Jesús viene a decirles que la impureza
no viene de fuera sino que sale del corazón porque es en el corazón donde
tenemos los malos deseos y las malas intenciones. Y claro nuestros labios
hablarán lo que llevamos en el corazón, nuestros comportamientos externos y
nuestras actitudes reflejarán lo que llevamos dentro de nosotros. Si en nuestro
corazón hay maldad, malicia, con esa maldad y malicia vamos a actuar contra los
demás. Por eso Jesús nos está pidiendo esa pureza de nuestro corazón del que
hemos de desterrar todo mal deseo.
Les recuerda Jesús lo que ya había
dicho el profeta Isaías: ‘Este pueblo me honra con los labios, pero su
corazón está lejos de mí. El culto que me dan está vacío, porque la doctrina
que enseñan son preceptos humanos. Dejáis a un lado el mandamiento de Dios para
aferraros a la tradición de los hombres’.

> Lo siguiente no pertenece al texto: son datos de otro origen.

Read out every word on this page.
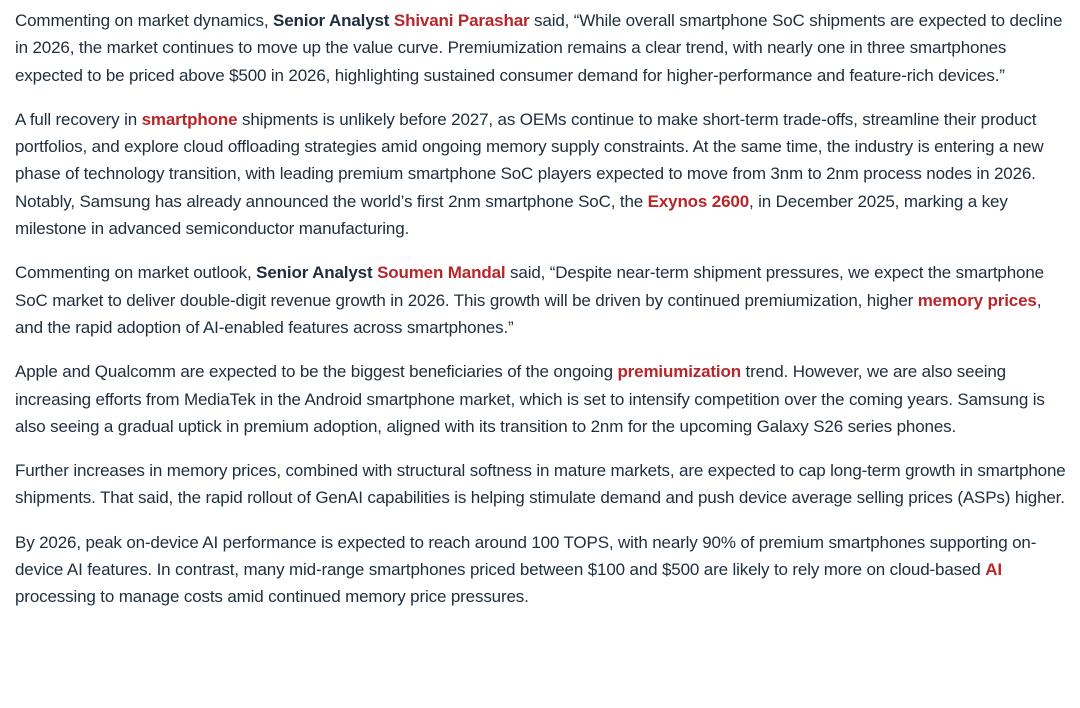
Commenting on market dynamics, Senior Analyst Shivani Parashar said, “While overall smartphone SoC shipments are expected to decline in 2026, the market continues to move up the value curve. Premiumization remains a clear trend, with nearly one in three smartphones expected to be priced above $500 in 2026, highlighting sustained consumer demand for higher-performance and feature-rich devices.”

A full recovery in smartphone shipments is unlikely before 2027, as OEMs continue to make short-term trade-offs, streamline their product portfolios, and explore cloud offloading strategies amid ongoing memory supply constraints. At the same time, the industry is entering a new phase of technology transition, with leading premium smartphone SoC players expected to move from 3nm to 2nm process nodes in 2026. Notably, Samsung has already announced the world’s first 2nm smartphone SoC, the Exynos 2600, in December 2025, marking a key milestone in advanced semiconductor manufacturing.

Commenting on market outlook, Senior Analyst Soumen Mandal said, “Despite near-term shipment pressures, we expect the smartphone SoC market to deliver double-digit revenue growth in 2026. This growth will be driven by continued premiumization, higher memory prices, and the rapid adoption of AI-enabled features across smartphones.”

Apple and Qualcomm are expected to be the biggest beneficiaries of the ongoing premiumization trend. However, we are also seeing increasing efforts from MediaTek in the Android smartphone market, which is set to intensify competition over the coming years. Samsung is also seeing a gradual uptick in premium adoption, aligned with its transition to 2nm for the upcoming Galaxy S26 series phones.

Further increases in memory prices, combined with structural softness in mature markets, are expected to cap long-term growth in smartphone shipments. That said, the rapid rollout of GenAI capabilities is helping stimulate demand and push device average selling prices (ASPs) higher.

By 2026, peak on-device AI performance is expected to reach around 100 TOPS, with nearly 90% of premium smartphones supporting on-device AI features. In contrast, many mid-range smartphones priced between $100 and $500 are likely to rely more on cloud-based AI processing to manage costs amid continued memory price pressures.
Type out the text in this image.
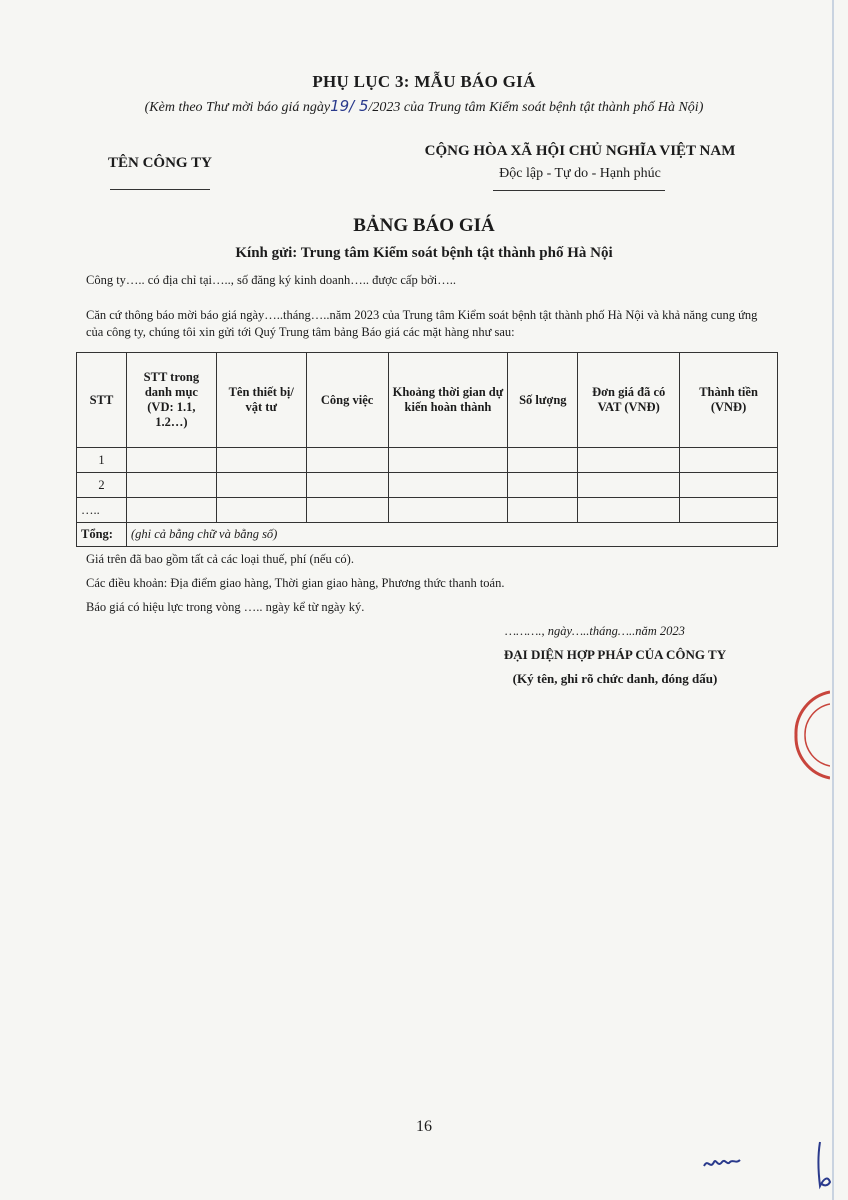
PHỤ LỤC 3: MẪU BÁO GIÁ
(Kèm theo Thư mời báo giá ngày19/ 5/2023 của Trung tâm Kiểm soát bệnh tật thành phố Hà Nội)
TÊN CÔNG TY
CỘNG HÒA XÃ HỘI CHỦ NGHĨA VIỆT NAM
Độc lập - Tự do - Hạnh phúc
BẢNG BÁO GIÁ
Kính gửi: Trung tâm Kiểm soát bệnh tật thành phố Hà Nội
Công ty….. có địa chỉ tại….., số đăng ký kinh doanh….. được cấp bởi…..
Căn cứ thông báo mời báo giá ngày…..tháng…..năm 2023 của Trung tâm Kiểm soát bệnh tật thành phố Hà Nội và khả năng cung ứng của công ty, chúng tôi xin gửi tới Quý Trung tâm bảng Báo giá các mặt hàng như sau:
STT	STT trong danh mục (VD: 1.1, 1.2…)	Tên thiết bị/ vật tư	Công việc	Khoảng thời gian dự kiến hoàn thành	Số lượng	Đơn giá đã có VAT (VNĐ)	Thành tiền (VNĐ)
1							
2							
…..							
Tổng:	(ghi cả bằng chữ và bằng số)						
Giá trên đã bao gồm tất cả các loại thuế, phí (nếu có).
Các điều khoản: Địa điểm giao hàng, Thời gian giao hàng, Phương thức thanh toán.
Báo giá có hiệu lực trong vòng ….. ngày kể từ ngày ký.
………., ngày…..tháng…..năm 2023
ĐẠI DIỆN HỢP PHÁP CỦA CÔNG TY
(Ký tên, ghi rõ chức danh, đóng dấu)
16
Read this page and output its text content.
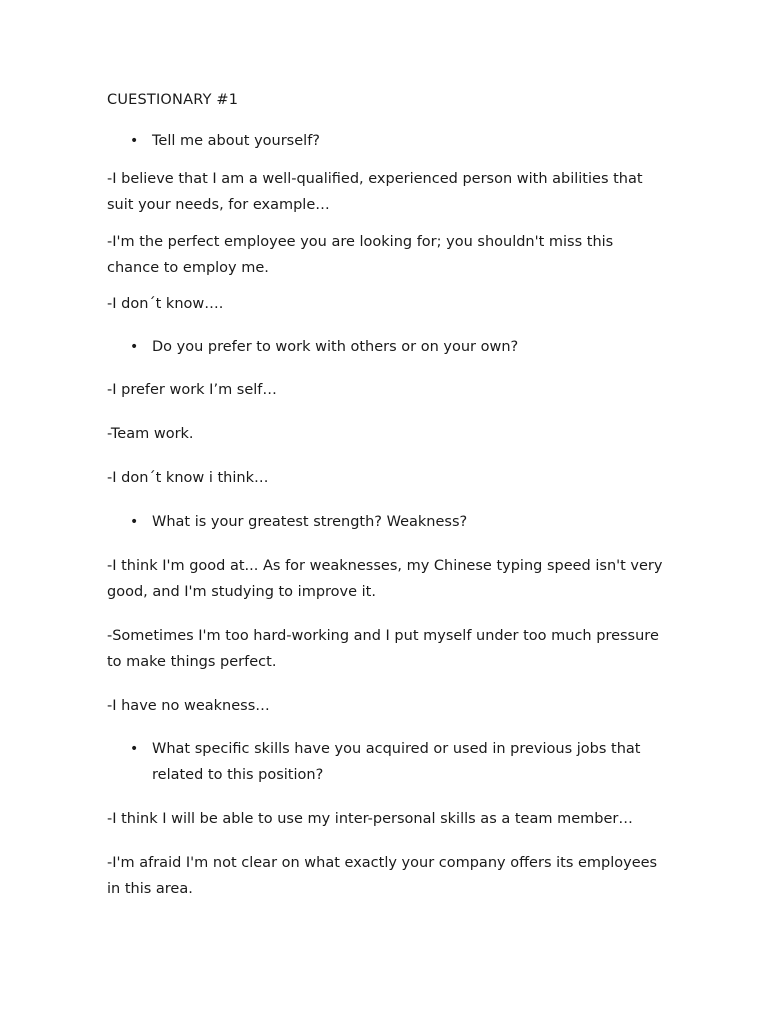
CUESTIONARY #1
• Tell me about yourself?

-I believe that I am a well-qualified, experienced person with abilities that suit your needs, for example…

-I'm the perfect employee you are looking for; you shouldn't miss this chance to employ me.

-I don´t know….

• Do you prefer to work with others or on your own?

-I prefer work I’m self…

-Team work.

-I don´t know i think…

• What is your greatest strength? Weakness?

-I think I'm good at... As for weaknesses, my Chinese typing speed isn't very good, and I'm studying to improve it.

-Sometimes I'm too hard-working and I put myself under too much pressure to make things perfect.

-I have no weakness…

• What specific skills have you acquired or used in previous jobs that related to this position?

-I think I will be able to use my inter-personal skills as a team member…

-I'm afraid I'm not clear on what exactly your company offers its employees in this area.
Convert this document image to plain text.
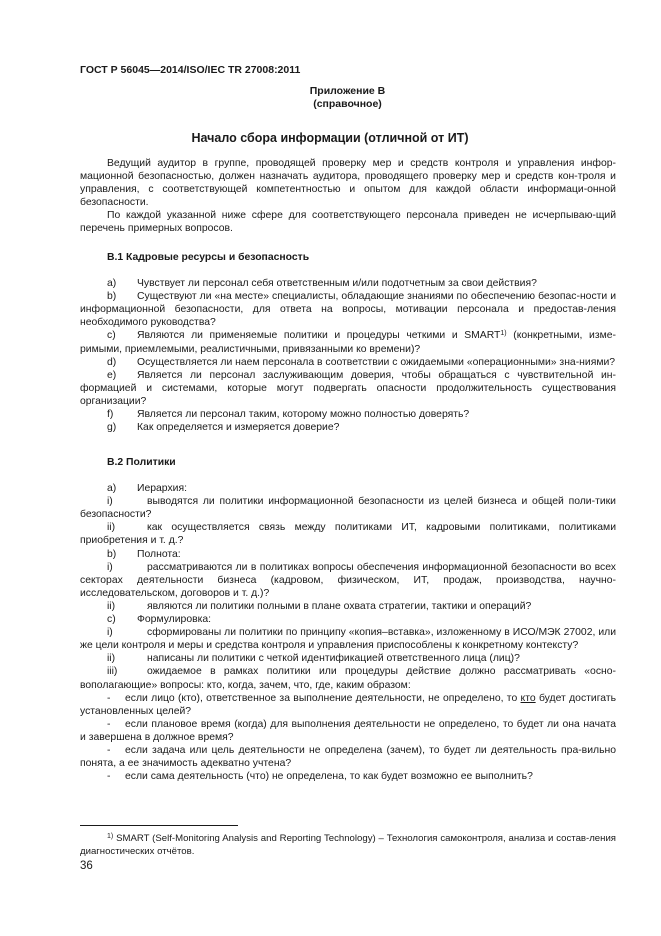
ГОСТ Р 56045—2014/ISO/IEC TR 27008:2011
Приложение В
(справочное)
Начало сбора информации (отличной от ИТ)

Ведущий аудитор в группе, проводящей проверку мер и средств контроля и управления инфор-мационной безопасностью, должен назначать аудитора, проводящего проверку мер и средств кон-троля и управления, с соответствующей компетентностью и опытом для каждой области информаци-онной безопасности.

По каждой указанной ниже сфере для соответствующего персонала приведен не исчерпываю-щий перечень примерных вопросов.

В.1 Кадровые ресурсы и безопасность

a) Чувствует ли персонал себя ответственным и/или подотчетным за свои действия?

b) Существуют ли «на месте» специалисты, обладающие знаниями по обеспечению безопас-ности и информационной безопасности, для ответа на вопросы, мотивации персонала и предостав-ления необходимого руководства?

c) Являются ли применяемые политики и процедуры четкими и SMART$^{1)}$ (конкретными, изме-римыми, приемлемыми, реалистичными, привязанными ко времени)?

d) Осуществляется ли наем персонала в соответствии с ожидаемыми «операционными» зна-ниями?

e) Является ли персонал заслуживающим доверия, чтобы обращаться с чувствительной ин-формацией и системами, которые могут подвергать опасности продолжительность существования организации?

f) Является ли персонал таким, которому можно полностью доверять?

g) Как определяется и измеряется доверие?

В.2 Политики

a) Иерархия:

i)	выводятся ли политики информационной безопасности из целей бизнеса и общей поли-тики безопасности?

ii)	как осуществляется связь между политиками ИТ, кадровыми политиками, политиками приобретения и т. д.?

b) Полнота:

i)	рассматриваются ли в политиках вопросы обеспечения информационной безопасности во всех секторах деятельности бизнеса (кадровом, физическом, ИТ, продаж, производства, научно-исследовательском, договоров и т. д.)?

ii)	являются ли политики полными в плане охвата стратегии, тактики и операций?

c) Формулировка:

i)	сформированы ли политики по принципу «копия–вставка», изложенному в ИСО/МЭК 27002, или же цели контроля и меры и средства контроля и управления приспособлены к конкретному контексту?

ii)	написаны ли политики с четкой идентификацией ответственного лица (лиц)?

iii)	ожидаемое в рамках политики или процедуры действие должно рассматривать «осно-вополагающие» вопросы: кто, когда, зачем, что, где, каким образом:

- если лицо (кто), ответственное за выполнение деятельности, не определено, то кто будет достигать установленных целей?

- если плановое время (когда) для выполнения деятельности не определено, то будет ли она начата и завершена в должное время?

- если задача или цель деятельности не определена (зачем), то будет ли деятельность пра-вильно понята, а ее значимость адекватно учтена?

- если сама деятельность (что) не определена, то как будет возможно ее выполнить?

$^{1)}$ SMART (Self-Monitoring Analysis and Reporting Technology) – Технология самоконтроля, анализа и состав-ления диагностических отчётов.

36
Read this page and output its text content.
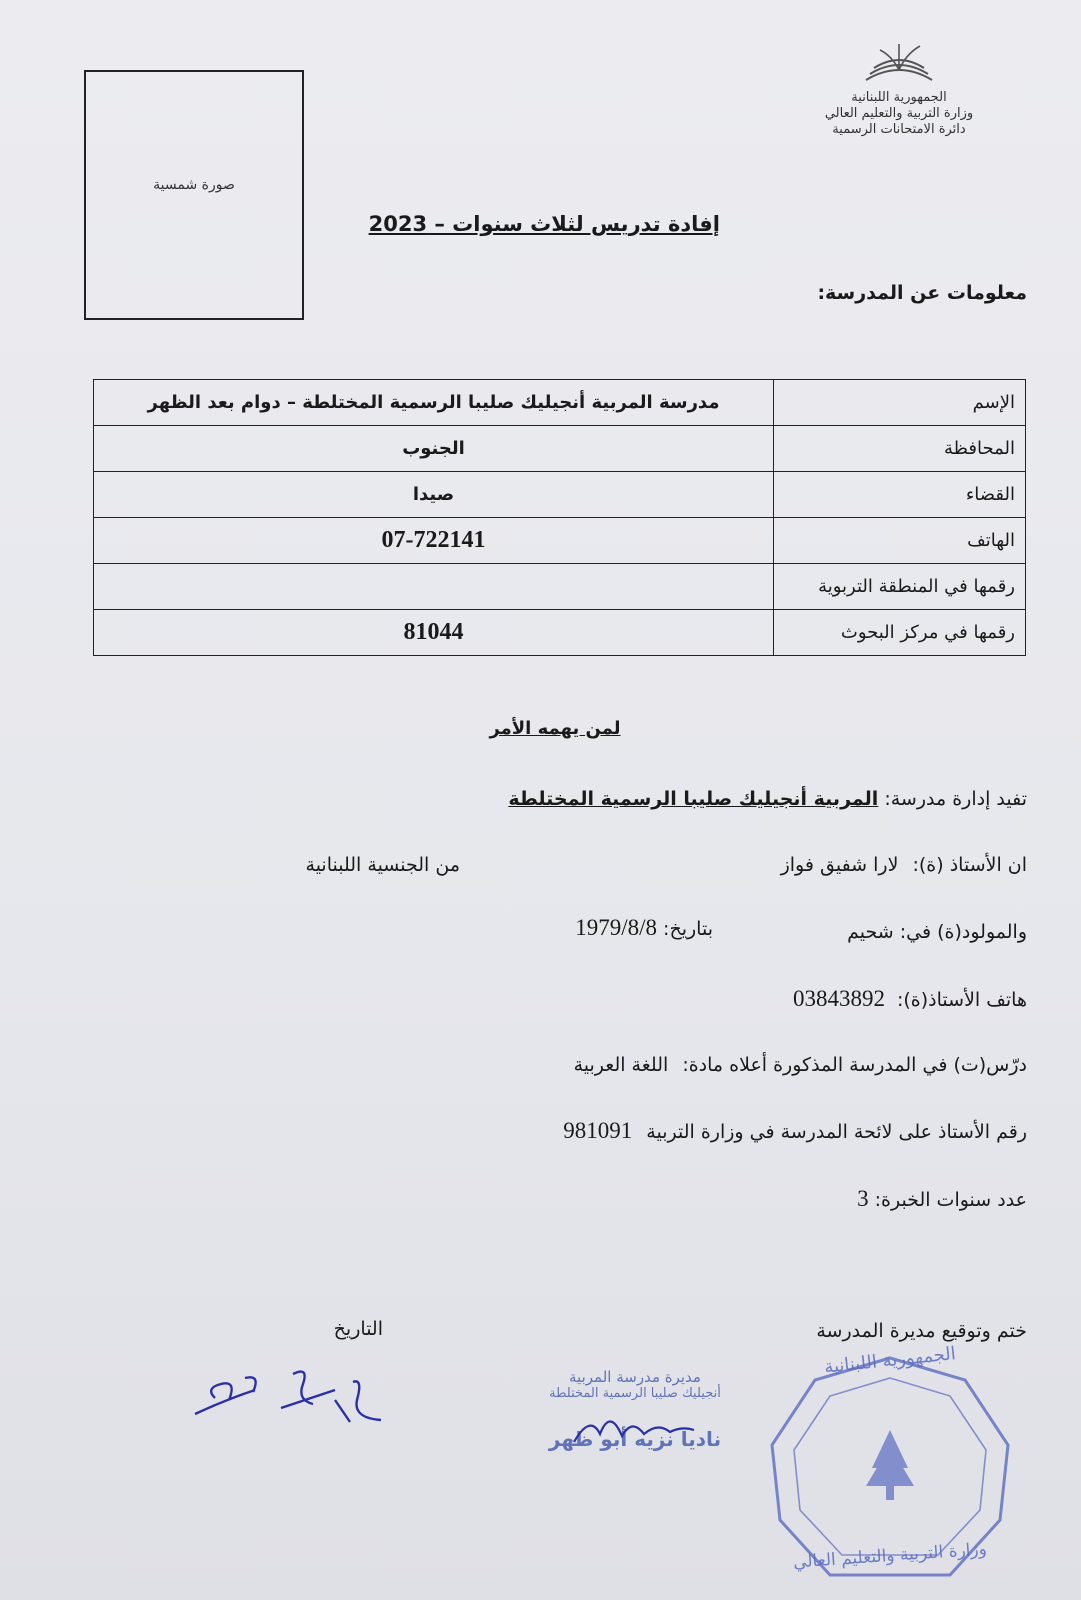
الجمهورية اللبنانية
وزارة التربية والتعليم العالي
دائرة الامتحانات الرسمية
صورة شمسية
إفادة تدريس لثلاث سنوات – 2023
معلومات عن المدرسة:
الإسم	مدرسة المربية أنجيليك صليبا الرسمية المختلطة – دوام بعد الظهر
المحافظة	الجنوب
القضاء	صيدا
الهاتف	07-722141
رقمها في المنطقة التربوية	
رقمها في مركز البحوث	81044
لمن يهمه الأمر
تفيد إدارة مدرسة: المربية أنجيليك صليبا الرسمية المختلطة
ان الأستاذ (ة): لارا شفيق فواز
من الجنسية اللبنانية
والمولود(ة) في: شحيم
بتاريخ: 1979/8/8
هاتف الأستاذ(ة): 03843892
درّس(ت) في المدرسة المذكورة أعلاه مادة: اللغة العربية
رقم الأستاذ على لائحة المدرسة في وزارة التربية 981091
عدد سنوات الخبرة: 3
ختم وتوقيع مديرة المدرسة
التاريخ
مديرة مدرسة المربية
أنجيليك صليبا الرسمية المختلطة
ناديا نزيه أبو ظهر
الجمهورية اللبنانية
وزارة التربية والتعليم العالي
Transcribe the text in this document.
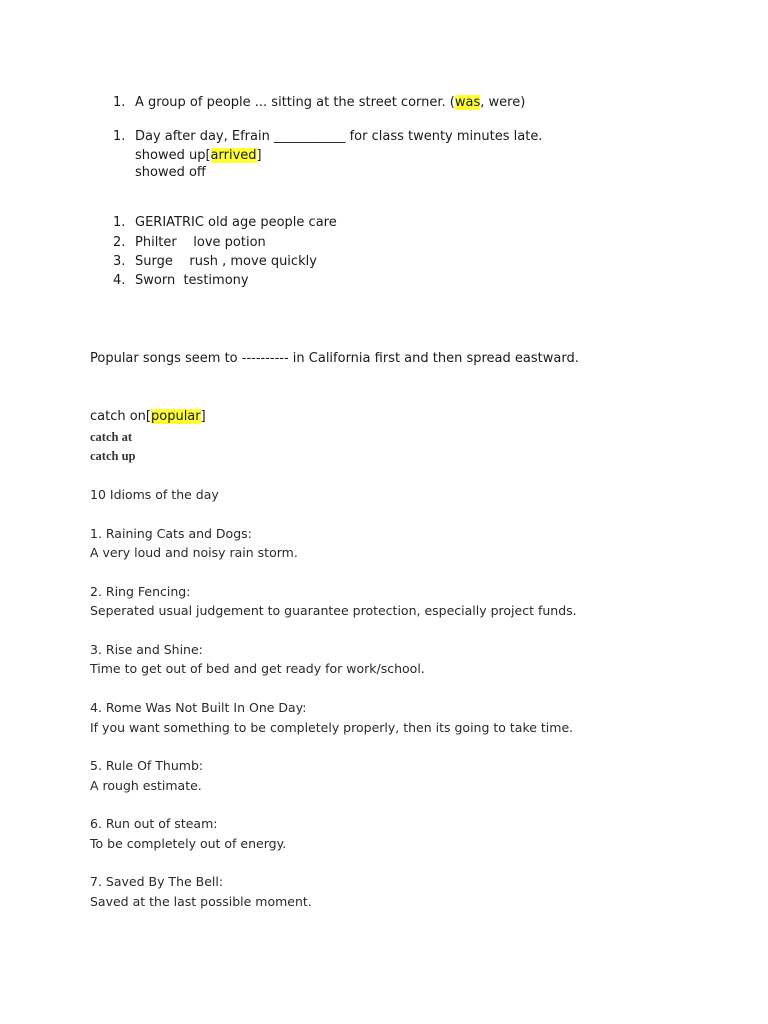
1. A group of people ... sitting at the street corner. (was, were)
1. Day after day, Efrain ___________ for class twenty minutes late.
showed up[arrived]
showed off
1. GERIATRIC old age people care
2. Philter    love potion
3. Surge    rush , move quickly
4. Sworn  testimony
Popular songs seem to ---------- in California first and then spread eastward.
catch on[popular]
catch at
catch up
10 Idioms of the day
1. Raining Cats and Dogs:
A very loud and noisy rain storm.
2. Ring Fencing:
Seperated usual judgement to guarantee protection, especially project funds.
3. Rise and Shine:
Time to get out of bed and get ready for work/school.
4. Rome Was Not Built In One Day:
If you want something to be completely properly, then its going to take time.
5. Rule Of Thumb:
A rough estimate.
6. Run out of steam:
To be completely out of energy.
7. Saved By The Bell:
Saved at the last possible moment.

Es la profundidad que hemos de saberle
dar a nuestra vida. Y ahí está la verdadera sabiduría que nos ayudará a
descubrir lo que en verdad el Señor quiere de nosotros. Lo que hacemos y lo que
vivimos ha de tener un sentido, hemos de darle una verdadera profundidad, hemos
de poner en ello todo nuestro corazón. No se trata de ser cumplidores sino de
darle plenitud a aquello que hacemos y que vivimos. Como decíamos antes,
podemos hacer incluso cosas buenas pero no le ponemos el calor de nuestra
humanidad.
Hoy se nos ha dicho en el libro del
Deuteronomio que los mandamientos del Señor son nuestra Sabiduría. ‘Esa es
vuestra sabiduría y vuestra inteligencia a los ojos de los pueblos, los cuales
cuando tengan noticia de todos estos mandatos, dirán: Ciertamente es un pueblo
sabio e inteligente, esta gran nación’. Porque los mandamientos del Señor
no son un yugo pesado que se nos impone y del que no nos podemos liberar, sino
que son como el cauce y el camino que lleva a la plenitud de su ser a toda
persona.
Nunca el mandamiento del Señor nos
coarta en lo más hondo de nosotros mismos sino que nos hace vivir la vida en la
mayor plenitud. Es la gloria del Señor lo que buscamos, pero será siempre
buscando el bien del hombre, de toda persona, y los mandamientos es eso lo que
tratan de preservar. Quien busca el bien de la persona estará siempre
cumpliendo lo que es la ley del Señor, lo que es la voluntad de Dios que es
nuestra felicidad.
Pongamos corazón en lo que hacemos y
vivimos y nos sentiremos en plenitud.